CSS, professional, Trolling

Content Protection, fonts, and trolling

(Updated: eek!  @marypcbuk pointed out that I had an unfinished sentence at the end of paragraph 3.  Fixed.  I blame the still-lingering SXSWScurvy.)

Jeremy Keith posted some thoughts on SXSW, including the always-incredibly-fun browser wars panel I got to participate in again (yay!) with some good friends.

Jeremy, a couple of corrections – 1) I think it was probably at least three years ago that I was “defending” the EOT format – and 2) my point was not “hey, that’s just the way things go.”  In fact, that’s the core of the problem with video right now – the cost/benefit here is not “that’s just the way things go”, so I want to expand my argument from the font controversy.

I most certainly did NOT say “Without some form of DRM [on fonts], … we couldn’t have fonts on the web.”  I said, at the time, that font foundries needed to be happy with the arrangement, because the TTF/OTF files on your computer have at best convoluted and hard-to-track-down licenses and provenance.

At the time, the competing “standard” for embedding fonts from Opera was simply direct linking to TTF/OTF files; my point was that really, only a select set of freeware fonts had licenses that allow you to reshare the font like this.  (Many of freeware fonts, for example, require you not to mess with their .zip file package when you re-host, and for their license.txt file to remain intact – which you can’t really do when resharing for use in direct linking.) In general, any non-freeware (i.e. licensed) fonts would not allow you (“allow” in terms of what their EULA allows to do, based on their copyright of the file) to just put their TTF file up on a web server.  In general, it’s quite a challenge to look up what the permission rights for a font on my computer is;  it’s basically a detective investigation to figure out where the file came from, and what the EULA says about redistribution of that file.  In short, I did not think this was a particularly good design.  Having originally implemented EOT in IE (in IE4, I believe), I wasn’t under any particular delusions of its brilliant design as a web embedding technology either, but I’d been pragmatic then.  I think you must have been reading my insistence that direct linking wasn’t good enough as an argument for hardcore DRM (which, BTW, EOT isn’t really anyway, but I could see even at the time how it triggered the DRM hotbutton for people).  The issue was not, though, that there was a demand for DRM – it was there was demand for something other than just raw TTF/OTF files.  There was a demand for a wrapper that was, in the end, satisfied by… a wrapper.

WOFF was not yet a thing – in fact, it partly grew out of the conversations we’d been having with font foundries based on EOT.  I was attempting to get exposure for the idea that something other than just a raw TTF file was going to be necessary – I believe I said, “if the font foundries are happy, I’m happy.  I don’t care.”  That happened; everyone pretty much implements WOFF now; font foundries are really happy, because designers have some idea fonts are IP, but designers are happy because it’s not “DRM” and it’s not very restrictive at all.  Thus, I am happy.

So, in short – I was trolling you.  Gotcha.  🙂

-C

PS – in followup; I believe IE only ships VBScript turned on for intranet, but maybe I’m confused.
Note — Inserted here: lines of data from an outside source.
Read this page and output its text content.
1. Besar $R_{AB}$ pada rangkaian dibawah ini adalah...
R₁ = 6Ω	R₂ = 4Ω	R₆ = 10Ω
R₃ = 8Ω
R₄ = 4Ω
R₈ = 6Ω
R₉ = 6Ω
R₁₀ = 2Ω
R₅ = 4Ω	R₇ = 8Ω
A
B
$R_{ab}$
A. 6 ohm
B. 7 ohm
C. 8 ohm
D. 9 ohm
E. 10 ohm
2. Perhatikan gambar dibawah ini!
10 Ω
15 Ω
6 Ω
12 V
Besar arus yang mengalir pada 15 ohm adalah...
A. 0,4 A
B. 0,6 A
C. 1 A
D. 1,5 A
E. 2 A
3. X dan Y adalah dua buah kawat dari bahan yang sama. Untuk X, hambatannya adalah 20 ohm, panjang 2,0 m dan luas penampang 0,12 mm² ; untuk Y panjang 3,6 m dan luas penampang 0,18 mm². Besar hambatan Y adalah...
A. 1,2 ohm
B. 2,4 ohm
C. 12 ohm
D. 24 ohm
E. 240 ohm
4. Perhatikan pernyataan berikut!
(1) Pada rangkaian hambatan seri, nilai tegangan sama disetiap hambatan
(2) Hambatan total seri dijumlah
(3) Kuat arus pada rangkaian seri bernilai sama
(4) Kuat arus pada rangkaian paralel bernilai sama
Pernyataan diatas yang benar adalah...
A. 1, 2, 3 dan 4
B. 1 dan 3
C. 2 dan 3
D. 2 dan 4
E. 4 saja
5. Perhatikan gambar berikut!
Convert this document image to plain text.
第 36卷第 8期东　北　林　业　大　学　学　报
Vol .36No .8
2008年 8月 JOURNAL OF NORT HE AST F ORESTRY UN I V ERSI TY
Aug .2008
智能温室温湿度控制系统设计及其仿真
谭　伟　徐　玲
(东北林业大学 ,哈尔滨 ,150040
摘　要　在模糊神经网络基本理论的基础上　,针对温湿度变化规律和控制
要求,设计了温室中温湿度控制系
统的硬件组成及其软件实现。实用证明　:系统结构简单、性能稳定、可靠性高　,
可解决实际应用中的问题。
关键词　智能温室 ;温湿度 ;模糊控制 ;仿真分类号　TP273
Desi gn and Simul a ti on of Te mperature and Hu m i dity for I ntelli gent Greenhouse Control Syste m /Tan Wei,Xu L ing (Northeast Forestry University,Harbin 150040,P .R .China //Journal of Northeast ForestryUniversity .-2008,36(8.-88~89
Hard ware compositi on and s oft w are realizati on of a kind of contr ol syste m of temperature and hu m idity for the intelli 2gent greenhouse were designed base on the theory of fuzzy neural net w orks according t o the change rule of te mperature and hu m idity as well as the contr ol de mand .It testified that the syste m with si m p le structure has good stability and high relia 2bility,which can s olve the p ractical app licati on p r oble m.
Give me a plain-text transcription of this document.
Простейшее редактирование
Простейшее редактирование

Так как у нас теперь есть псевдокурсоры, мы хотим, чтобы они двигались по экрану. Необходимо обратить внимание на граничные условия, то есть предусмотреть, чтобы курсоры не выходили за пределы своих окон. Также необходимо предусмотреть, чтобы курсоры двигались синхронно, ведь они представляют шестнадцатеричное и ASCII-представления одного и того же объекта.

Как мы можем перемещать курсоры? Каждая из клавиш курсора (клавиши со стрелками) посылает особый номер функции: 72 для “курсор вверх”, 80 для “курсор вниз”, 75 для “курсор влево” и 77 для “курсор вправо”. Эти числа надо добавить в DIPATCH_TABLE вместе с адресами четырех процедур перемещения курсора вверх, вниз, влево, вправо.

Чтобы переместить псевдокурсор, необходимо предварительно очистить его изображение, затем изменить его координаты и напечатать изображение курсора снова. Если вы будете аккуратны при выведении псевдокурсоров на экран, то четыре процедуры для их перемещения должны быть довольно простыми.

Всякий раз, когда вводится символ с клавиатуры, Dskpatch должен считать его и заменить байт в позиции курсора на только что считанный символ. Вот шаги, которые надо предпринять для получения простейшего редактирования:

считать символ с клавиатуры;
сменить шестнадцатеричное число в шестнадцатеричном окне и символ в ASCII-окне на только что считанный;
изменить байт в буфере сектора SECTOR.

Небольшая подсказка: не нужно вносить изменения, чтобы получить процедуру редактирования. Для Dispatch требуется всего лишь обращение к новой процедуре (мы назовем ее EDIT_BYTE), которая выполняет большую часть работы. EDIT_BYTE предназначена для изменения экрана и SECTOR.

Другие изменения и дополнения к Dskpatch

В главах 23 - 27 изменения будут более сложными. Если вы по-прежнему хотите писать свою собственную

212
PPS – I haven’t said much about content protection and video here; nor do I really intend to.  It’s pragmatic; the rights owners (aka the studios) get to control whether episodes of Big Bang Theory (or whatever) get released in a particular format, and they believe DRM is important and useful.  Don’t ask me to defend this; go talk to them.  Or decide that you still want iTunes/Flash/Silverlight whatever totally-proprietary platform to maintain its critical position, and you’re limited to content studios don’t think is as important (or comes from studios willing to take that risk).  That’s where we are today.  We can hold that course, and I can continue to have to buy a copy of BBT for Android devices, one for my iOS devices, and still not get to watch on the web.  Go have this argument with the studios (again) – or, better yet, participate in the TV and Web IG at the W3C, because the studios are.  I personally am absolutely not asking anyone to just accept this because “hey, that’s the way it goes.”  I do think it’s probably the most pragmatic thing to do, and I am a pragmatist.  But my head is sore from banging on this rock, and it’s not even my rock.  🙂

PPPS: I don’t really watch BBT.  But I got insulted last time I admitted to being a How I Met Your Mother fan.  (SERIOUSLY?!?  WHO CAN RESIST THE BRILLIANCE OF NPH?)

PPPPS: I would have stopped SOPA at the “Something must be done!” stage – no, I don’t think it does.

PPPPPS: Is there a legal restriction on the number of Ps?

3 thoughts on “Content Protection, fonts, and trolling

  1. Very late, but alas, no, IE still ships with VBScript enabled for Internet sites; necessary due to 1M+ sites using Flash-detection logic provided by Adobe that uses VBScript for IE. IIRC, the WinPhone dropped VBScript support. I believe IE10 Standards mode also dropped support for the legacy VBScript.Encode and JScript.Encode formats.